Conflitos amorosos, dramas e traições são a tônica de qualquer novela. E também os principais responsáveis em prender a atenção do telespectador ao longo dos cerca de oito meses em que uma produção fica no ar. Mas não é raro que, em alguns casos, a expectativa acerca da morte de um personagem se torne tão interessante quanto os dilemas em vida, ou até mais.
É o que tem acontecido em novelas como ''Passione'', da Globo, e ''Ribeirão do Tempo'', da Record, onde o mistério envolvendo o assassinato de personagens vem roubando a cena e tornando as histórias mais intrigantes.
Eliminar um personagem, no entanto, é uma decisão tomada com cuidado pelos autores. Especialmente quando se trata de uma trama policial. ''Uma história desse tipo tem de ser escrita de trás para frente. Tudo precisa estar armado para fazer sentido. Escrevo novela com o final na minha cabeça'', explica Silvio de Abreu, autor de ''Passione''.
Na atual novela das oito, a morte do personagem Saulo, de Werner Schunemann, gerou uma série de especulações. O suspense cresceu ainda mais com as gravações das mortes de cinco personagens antes da revelação de quem seria a primeira vítima. Dentre os mais cotados, estava Diana, personagem de Carolina Dieckmann, baseado na teoria de que a possível morte da mocinha aconteceria em função de sua baixa popularidade com o público.

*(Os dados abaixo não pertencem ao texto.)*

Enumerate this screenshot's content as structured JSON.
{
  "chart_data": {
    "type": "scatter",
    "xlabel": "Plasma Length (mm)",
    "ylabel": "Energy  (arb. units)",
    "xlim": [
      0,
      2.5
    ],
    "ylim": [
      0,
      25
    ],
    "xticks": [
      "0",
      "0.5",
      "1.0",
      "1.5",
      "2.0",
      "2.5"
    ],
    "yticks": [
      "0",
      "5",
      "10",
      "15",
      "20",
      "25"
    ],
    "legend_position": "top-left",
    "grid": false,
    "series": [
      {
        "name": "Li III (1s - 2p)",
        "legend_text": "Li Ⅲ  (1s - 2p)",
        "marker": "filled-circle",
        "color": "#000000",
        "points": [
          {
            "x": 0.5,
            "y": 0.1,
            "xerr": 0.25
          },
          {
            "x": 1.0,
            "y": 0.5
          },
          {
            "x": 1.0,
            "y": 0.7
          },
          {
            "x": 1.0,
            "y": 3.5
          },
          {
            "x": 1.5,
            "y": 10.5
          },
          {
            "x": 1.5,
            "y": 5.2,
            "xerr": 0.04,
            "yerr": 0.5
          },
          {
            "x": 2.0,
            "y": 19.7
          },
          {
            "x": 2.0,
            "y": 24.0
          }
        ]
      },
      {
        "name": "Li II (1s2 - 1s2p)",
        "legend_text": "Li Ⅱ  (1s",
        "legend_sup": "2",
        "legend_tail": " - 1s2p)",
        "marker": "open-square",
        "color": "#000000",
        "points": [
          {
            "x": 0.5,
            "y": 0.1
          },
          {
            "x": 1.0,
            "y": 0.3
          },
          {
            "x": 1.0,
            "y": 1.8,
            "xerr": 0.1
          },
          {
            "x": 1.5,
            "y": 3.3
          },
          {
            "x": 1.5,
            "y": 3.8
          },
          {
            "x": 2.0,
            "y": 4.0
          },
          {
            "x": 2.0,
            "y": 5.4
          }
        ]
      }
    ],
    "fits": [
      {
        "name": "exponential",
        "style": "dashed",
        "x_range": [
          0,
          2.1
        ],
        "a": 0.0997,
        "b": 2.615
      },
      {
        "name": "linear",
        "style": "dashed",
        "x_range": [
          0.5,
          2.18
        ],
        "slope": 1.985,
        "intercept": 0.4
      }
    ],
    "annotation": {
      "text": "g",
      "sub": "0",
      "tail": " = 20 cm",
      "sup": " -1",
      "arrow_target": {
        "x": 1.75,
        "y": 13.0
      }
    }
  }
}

Mas muitos autores acreditam que, quando se trata de morte, a opinião dos telespectadores não pode ser soberana. E há quem defenda que esse não é o melhor destino para um personagem sem carisma. ''Quando um deles não agrada ou perde a função na trama, o mais adequado é fazer com que viaje e não volte. O crime precisa acrescentar algo à história, senão vira um recurso banalizado'', opina Ricardo Linhares, co-autor de ''Paraíso Tropical'' - que fez sucesso com o mistério acerca do assassinato da vilã Taís, de Alessandra Negrini - e também da próxima novela das oito da Globo, ''Insensato Coração'', ambas com Gilberto Braga.
Não trabalhar com ''pedidos do público'' também é uma opção do autor Marcílio Moraes. Ao criar os crimes que acontecem na fictícia cidade de Ribeirão do Tempo, ele garante não ter como referencial os desejos dos telespectadores.
Mas pondera que, já que as novelas são obras abertas, nem sempre vale a pena seguir à risca o que está planejado. ''É possível que uma morte prevista seja cancelada ou adiada. Sempre sigo minha intuição. Se percebo que o destino de um personagem pode ser mais interessante, modifico'', avisa o autor, que lamenta o fato de as informações sobre a morte de um personagem chegarem ao público antes dos capítulos irem ao ar. ''Não gosto muito que as pessoas saibam isso de antemão. E também não encaro como um recurso dramático. É uma contingência do modo como uma telenovela é escrita'', teoriza.
Mas as especulações acerca das mortes dos personagens costumam funcionar como um bom recurso para alavancar a audiência. Ainda mais quando os autores apostam no clássico ''quem matou?'', recurso tão antigo quanto eficiente na dramaturgia.
E foi a isso que Lauro César Muniz recorreu em ''Poder Paralelo'', da Record. Com o intuito de aumentar a curiosidade do público sobre a trama, ele decidiu, na reta final, criar um assassino misterioso que matava um personagem quase toda semana. ''Senti que precisava de um elemento de forte interesse e essa ação era cabível no tema e clima da novela. Uma história policial vive dessas armações'', conta.
Vale lembrar que foi em uma espécie de armação envolvendo a morte de mais de 100 personagens que nasceu um dos casos mais emblemáticos da dramaturgia brasileira. Em 1967, na novela ''Anastácia, a Mulher Sem Destino'', exibida pela Globo, mais da metade do elenco foi morto em um terremoto, criado com o objetivo de acabar com o excesso de personagens e reformular a trama, que sofria com sérios problemas de audiência. ''Provocamos um terremoto na tevê brasileira. Se não fosse a morte de toda essa gente, a novela sequer teria chegado ao fim, de tão perdida que estava'', lembra Emiliano Queiroz, que adaptou a novela e contou com a ajuda da escritora Janete Clair para mudar os decadentes rumos da história.